The court approved the settlement by issuing an Order Granting Final Approval, but on August 12, 2011, the defendants filed a brief challenging that order, in regards to attorney fees and costs of the case. The result of this appeal won’t be known until at least later this year: the deadline for Appellants to file relevant briefs with the court is January 23, 2012, and Appellees have until February 24, 2012.

Will You Get Settlement Money?

The lawsuit was brought because Equifax, Experian, and TransUnion improperly reported debts that had been discharged in bankruptcy on consumers’ credit reports. Rather than noting that these debts were “discharged through bankruptcy,” the credit bureaus noted that they were “120 days late” or that they had been charged off by the credit issuer.

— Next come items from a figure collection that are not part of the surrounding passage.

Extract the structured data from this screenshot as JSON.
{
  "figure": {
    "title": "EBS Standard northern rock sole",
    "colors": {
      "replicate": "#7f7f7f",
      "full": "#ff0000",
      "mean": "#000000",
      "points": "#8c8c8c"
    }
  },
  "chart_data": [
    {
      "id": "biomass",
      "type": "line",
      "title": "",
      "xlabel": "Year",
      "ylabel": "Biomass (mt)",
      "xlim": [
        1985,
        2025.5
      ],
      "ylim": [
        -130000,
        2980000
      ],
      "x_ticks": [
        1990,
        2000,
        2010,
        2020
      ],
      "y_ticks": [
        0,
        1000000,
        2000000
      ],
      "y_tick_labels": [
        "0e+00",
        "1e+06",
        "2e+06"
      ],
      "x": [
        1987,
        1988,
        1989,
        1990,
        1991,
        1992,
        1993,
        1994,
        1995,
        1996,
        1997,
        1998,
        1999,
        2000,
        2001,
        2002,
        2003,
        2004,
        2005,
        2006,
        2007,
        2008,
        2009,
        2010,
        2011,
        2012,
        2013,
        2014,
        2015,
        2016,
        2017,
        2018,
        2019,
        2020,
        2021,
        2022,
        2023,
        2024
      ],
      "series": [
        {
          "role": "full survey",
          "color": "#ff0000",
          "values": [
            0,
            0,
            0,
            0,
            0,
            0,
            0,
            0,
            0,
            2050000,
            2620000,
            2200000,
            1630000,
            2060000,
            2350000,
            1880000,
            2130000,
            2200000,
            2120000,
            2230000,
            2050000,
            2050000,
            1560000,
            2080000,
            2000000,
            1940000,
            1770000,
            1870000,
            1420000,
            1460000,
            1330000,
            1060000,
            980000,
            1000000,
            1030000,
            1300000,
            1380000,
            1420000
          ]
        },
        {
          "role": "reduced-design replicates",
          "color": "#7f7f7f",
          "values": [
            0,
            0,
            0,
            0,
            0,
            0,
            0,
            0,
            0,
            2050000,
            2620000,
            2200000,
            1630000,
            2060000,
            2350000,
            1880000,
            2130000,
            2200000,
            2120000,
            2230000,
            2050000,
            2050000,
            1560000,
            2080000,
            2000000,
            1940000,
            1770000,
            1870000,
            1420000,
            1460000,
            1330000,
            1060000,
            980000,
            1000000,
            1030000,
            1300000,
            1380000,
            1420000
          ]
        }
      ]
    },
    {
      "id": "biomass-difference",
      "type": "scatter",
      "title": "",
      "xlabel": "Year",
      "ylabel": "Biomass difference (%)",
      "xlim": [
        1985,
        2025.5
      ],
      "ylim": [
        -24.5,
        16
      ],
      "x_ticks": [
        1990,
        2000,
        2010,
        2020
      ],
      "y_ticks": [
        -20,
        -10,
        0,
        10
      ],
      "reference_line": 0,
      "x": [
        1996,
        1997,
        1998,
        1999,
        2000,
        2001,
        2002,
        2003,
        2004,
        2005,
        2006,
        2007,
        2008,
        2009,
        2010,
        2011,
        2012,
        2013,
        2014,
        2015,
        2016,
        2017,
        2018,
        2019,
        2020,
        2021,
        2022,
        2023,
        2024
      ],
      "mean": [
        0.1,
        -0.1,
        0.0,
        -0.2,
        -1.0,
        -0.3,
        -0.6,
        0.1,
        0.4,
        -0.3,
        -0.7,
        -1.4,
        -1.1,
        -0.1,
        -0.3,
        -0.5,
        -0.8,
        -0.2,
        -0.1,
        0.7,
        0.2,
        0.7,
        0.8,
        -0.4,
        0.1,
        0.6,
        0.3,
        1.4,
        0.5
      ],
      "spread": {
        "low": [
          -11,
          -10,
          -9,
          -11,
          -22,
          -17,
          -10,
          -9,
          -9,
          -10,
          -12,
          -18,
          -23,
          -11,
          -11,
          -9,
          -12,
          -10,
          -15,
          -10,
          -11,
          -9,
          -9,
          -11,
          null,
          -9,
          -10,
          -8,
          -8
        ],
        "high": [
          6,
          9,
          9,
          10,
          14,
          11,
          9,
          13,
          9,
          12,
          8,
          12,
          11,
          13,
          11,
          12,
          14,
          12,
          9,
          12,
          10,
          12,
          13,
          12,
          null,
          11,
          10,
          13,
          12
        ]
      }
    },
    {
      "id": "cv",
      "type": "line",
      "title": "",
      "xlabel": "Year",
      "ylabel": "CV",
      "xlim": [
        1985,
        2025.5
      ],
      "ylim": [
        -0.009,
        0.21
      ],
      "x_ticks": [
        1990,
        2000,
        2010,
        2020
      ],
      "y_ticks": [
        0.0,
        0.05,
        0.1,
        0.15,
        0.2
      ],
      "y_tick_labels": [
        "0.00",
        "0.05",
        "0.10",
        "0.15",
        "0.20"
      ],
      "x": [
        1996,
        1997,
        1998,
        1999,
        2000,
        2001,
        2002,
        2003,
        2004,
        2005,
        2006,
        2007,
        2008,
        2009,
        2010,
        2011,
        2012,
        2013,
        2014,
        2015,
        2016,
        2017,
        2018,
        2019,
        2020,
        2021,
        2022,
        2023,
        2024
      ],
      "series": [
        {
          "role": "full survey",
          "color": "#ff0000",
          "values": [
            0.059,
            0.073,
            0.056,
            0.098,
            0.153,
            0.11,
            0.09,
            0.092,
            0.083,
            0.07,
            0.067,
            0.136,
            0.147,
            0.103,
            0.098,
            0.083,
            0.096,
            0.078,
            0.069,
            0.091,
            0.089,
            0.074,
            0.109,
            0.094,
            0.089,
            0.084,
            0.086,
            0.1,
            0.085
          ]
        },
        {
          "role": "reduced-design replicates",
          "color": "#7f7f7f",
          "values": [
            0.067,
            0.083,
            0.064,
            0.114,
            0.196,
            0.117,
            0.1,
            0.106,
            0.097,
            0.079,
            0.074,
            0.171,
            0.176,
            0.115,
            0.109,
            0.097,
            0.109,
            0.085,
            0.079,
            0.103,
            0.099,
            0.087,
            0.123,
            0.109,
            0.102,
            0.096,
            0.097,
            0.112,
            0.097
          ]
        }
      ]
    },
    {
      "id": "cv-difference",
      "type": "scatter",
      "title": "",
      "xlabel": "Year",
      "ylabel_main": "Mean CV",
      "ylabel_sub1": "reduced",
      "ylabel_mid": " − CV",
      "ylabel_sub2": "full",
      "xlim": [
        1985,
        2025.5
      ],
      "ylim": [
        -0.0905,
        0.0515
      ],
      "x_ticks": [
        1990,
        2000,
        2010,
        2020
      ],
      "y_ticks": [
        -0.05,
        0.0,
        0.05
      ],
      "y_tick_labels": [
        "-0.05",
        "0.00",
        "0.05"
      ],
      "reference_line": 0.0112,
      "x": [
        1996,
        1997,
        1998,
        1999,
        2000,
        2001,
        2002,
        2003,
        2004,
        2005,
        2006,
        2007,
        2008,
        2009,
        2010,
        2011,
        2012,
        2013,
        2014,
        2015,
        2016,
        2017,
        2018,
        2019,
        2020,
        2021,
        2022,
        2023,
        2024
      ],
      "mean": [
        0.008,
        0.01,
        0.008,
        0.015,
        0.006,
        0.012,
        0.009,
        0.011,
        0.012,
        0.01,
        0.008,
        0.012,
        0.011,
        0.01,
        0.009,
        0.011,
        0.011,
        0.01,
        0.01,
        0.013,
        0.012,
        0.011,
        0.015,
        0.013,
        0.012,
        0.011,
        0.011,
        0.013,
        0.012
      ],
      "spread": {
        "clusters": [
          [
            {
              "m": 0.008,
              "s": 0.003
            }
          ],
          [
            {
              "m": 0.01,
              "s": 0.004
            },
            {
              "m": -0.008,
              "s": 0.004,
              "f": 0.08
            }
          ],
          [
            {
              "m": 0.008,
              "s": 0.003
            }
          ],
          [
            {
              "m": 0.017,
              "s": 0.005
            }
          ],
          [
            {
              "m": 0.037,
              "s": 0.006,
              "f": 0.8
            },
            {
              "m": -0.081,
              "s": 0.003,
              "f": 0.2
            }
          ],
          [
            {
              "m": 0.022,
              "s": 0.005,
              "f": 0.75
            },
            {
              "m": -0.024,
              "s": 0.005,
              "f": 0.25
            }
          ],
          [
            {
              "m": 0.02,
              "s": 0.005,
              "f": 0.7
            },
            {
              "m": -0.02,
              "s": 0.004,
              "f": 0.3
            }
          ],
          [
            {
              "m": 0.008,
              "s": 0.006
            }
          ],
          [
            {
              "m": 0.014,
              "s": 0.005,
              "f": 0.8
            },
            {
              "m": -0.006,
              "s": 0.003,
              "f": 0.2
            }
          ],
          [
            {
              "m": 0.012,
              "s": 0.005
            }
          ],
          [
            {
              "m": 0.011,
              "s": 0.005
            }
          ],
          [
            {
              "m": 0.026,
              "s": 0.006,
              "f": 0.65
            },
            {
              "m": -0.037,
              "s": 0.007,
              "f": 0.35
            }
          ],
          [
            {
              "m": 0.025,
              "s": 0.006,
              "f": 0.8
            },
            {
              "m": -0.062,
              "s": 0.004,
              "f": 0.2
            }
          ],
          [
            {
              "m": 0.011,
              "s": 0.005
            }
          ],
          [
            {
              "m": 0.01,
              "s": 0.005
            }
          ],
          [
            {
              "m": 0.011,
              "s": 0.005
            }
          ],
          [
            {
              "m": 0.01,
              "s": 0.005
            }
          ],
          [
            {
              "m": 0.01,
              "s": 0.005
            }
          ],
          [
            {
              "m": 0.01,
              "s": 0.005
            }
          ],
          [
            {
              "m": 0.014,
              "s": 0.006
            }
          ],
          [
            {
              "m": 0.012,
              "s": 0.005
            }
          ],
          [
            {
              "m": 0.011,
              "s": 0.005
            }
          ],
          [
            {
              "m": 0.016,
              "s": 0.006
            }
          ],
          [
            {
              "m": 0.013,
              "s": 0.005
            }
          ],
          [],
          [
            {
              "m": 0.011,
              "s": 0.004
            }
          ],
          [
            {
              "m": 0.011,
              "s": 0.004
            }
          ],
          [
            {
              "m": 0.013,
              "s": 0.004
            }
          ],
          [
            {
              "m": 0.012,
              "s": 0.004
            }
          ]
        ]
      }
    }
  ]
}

Incorrectly reporting the status of a debt is illegal (which is why the lawsuit was filed), but it also caused a lot of grief for the people affected. When a debt is still reported as active, debt collectors may try to collect on that debt.

The result was that people who had filed for bankruptcy and gone through the entire bankruptcy process precisely to eliminate their debts and stop getting hassled by debt collectors were having to deal with debt collectors anyway (along with the stress of trying to sort out why their credit reports were incorrect).

You are eligible to collect some of the settlement if…

  • You are a member of the “class” represented by this class action case. To be a part of the class, you must have received a debt discharge under Chapter 7 AND had a credit report issued by one of the defendants (i.e. the three credit reporting bureaus) between March 15, 2002 and May 11, 2009 with incorrectly reported discharged debts.
  • You must have submitted a claim form with relevant information no later than November 30, 2009.

If you missed the deadline, however, don’t worry too much. Even though the settlement amount seems large, it will be spread out over so many individuals that it likely won’t result to more than a few dollars per person.

If, however, you’re interested in exploring other legal options regarding errors on your credit report, you may want to consult with a lawyer about the recourse available to you.